Sinclair 30 years ahead of everyone?

For discussions about bikes and equipment.
fastpedaller
Posts: 3436
Joined: 10 Jul 2014, 1:12pm
Location: Norfolk

Sinclair 30 years ahead of everyone?

Post by fastpedaller »

Just a thought I had today.......... Was Sir Clive over 30 years in front? The much maligned C5 was a cheaply produced product of its age, but I wonder if the premium price E-recumbent is around the corner? was he that far ahead of everyone else? and if the product had taken the 'premium price' route it may have succeeded?
Brucey
Posts: 44697
Joined: 4 Jan 2012, 6:25pm

Re: Sinclair 30 years ahead of everyone?

Post by Brucey »

IMHO there were very many reasons why the C5 didn't sell.
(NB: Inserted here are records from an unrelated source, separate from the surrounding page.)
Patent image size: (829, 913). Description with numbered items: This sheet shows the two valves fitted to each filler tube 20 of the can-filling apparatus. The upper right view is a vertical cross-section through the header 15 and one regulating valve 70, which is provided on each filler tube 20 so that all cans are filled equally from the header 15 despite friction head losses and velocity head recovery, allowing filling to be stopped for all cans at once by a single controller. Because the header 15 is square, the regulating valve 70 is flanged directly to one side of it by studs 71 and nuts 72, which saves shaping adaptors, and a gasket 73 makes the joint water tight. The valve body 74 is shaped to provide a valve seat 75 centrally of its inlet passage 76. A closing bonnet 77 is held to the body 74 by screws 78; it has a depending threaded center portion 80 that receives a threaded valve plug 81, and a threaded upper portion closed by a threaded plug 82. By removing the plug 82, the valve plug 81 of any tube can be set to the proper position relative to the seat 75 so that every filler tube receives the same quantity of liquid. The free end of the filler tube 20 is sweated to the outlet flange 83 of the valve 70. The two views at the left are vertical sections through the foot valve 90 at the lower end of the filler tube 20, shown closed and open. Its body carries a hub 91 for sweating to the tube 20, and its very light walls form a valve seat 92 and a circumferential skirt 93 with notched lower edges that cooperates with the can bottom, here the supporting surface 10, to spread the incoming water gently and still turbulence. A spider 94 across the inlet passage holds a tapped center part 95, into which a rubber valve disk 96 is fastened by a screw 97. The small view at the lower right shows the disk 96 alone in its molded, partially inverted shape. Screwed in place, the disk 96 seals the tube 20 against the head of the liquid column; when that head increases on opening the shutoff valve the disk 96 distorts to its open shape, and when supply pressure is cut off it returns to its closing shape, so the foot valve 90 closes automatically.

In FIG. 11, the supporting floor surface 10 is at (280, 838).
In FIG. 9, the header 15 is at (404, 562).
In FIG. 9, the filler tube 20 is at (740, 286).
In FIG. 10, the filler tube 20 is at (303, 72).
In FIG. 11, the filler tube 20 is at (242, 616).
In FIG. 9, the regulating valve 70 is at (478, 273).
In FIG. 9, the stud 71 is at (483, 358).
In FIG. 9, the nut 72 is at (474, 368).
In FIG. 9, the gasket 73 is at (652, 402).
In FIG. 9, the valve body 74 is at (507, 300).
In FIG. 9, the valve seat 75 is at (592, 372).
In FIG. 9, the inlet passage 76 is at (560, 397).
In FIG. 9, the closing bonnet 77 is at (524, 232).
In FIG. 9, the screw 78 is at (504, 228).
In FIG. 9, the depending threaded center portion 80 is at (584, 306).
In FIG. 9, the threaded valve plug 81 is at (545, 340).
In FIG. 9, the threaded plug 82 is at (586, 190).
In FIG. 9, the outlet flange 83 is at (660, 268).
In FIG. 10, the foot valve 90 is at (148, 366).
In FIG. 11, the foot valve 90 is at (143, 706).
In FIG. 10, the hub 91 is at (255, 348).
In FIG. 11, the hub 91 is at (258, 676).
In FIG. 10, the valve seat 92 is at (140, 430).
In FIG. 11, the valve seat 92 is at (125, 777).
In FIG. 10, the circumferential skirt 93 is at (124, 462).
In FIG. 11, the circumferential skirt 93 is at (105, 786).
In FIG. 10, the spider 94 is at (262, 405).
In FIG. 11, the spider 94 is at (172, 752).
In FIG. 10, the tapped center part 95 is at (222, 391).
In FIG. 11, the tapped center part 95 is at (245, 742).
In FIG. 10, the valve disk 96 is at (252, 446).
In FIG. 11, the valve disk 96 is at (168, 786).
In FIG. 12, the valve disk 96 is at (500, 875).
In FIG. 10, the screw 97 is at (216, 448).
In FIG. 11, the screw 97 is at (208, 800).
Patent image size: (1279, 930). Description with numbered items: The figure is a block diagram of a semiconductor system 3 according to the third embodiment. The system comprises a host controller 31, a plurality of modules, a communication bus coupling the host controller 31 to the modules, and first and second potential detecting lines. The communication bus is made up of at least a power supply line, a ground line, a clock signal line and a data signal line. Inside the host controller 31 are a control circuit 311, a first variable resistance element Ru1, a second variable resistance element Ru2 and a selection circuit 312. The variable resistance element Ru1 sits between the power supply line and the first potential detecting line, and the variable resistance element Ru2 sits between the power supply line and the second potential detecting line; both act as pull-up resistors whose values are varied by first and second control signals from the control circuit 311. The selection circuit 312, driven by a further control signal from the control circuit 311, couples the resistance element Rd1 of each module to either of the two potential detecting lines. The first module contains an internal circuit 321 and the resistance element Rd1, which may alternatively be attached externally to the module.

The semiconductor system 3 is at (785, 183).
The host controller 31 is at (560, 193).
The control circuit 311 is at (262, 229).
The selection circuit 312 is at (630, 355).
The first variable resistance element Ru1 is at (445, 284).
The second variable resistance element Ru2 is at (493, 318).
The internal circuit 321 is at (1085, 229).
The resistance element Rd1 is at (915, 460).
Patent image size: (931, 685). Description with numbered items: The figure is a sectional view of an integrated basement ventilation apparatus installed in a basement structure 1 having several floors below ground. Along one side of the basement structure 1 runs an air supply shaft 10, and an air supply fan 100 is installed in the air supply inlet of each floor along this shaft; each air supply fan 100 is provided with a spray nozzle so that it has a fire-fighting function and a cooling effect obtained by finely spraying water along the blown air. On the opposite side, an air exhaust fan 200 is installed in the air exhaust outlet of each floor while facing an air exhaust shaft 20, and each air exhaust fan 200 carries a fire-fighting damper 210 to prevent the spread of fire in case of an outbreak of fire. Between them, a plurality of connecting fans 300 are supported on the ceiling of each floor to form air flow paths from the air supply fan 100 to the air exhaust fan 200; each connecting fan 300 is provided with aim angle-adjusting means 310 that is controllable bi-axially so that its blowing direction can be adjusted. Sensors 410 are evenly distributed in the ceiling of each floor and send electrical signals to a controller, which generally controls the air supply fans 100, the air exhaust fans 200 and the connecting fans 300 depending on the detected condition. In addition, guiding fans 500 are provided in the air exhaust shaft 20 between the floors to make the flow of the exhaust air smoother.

However one of the things that (in my eyes) took it from being considered a serious vehicle and condemned it to 'novelty' status was the fact that

it was a very poor recumbent tricycle.

Most folk don't mind helping the thing along (which you needed to do with the C5) too much but if your means of helping it along is to flail away at a set of floppy plastic cranks, then the whole business is liable to leave you somewhat cold. (Well, hot and sweaty in fact, but you see what I mean....)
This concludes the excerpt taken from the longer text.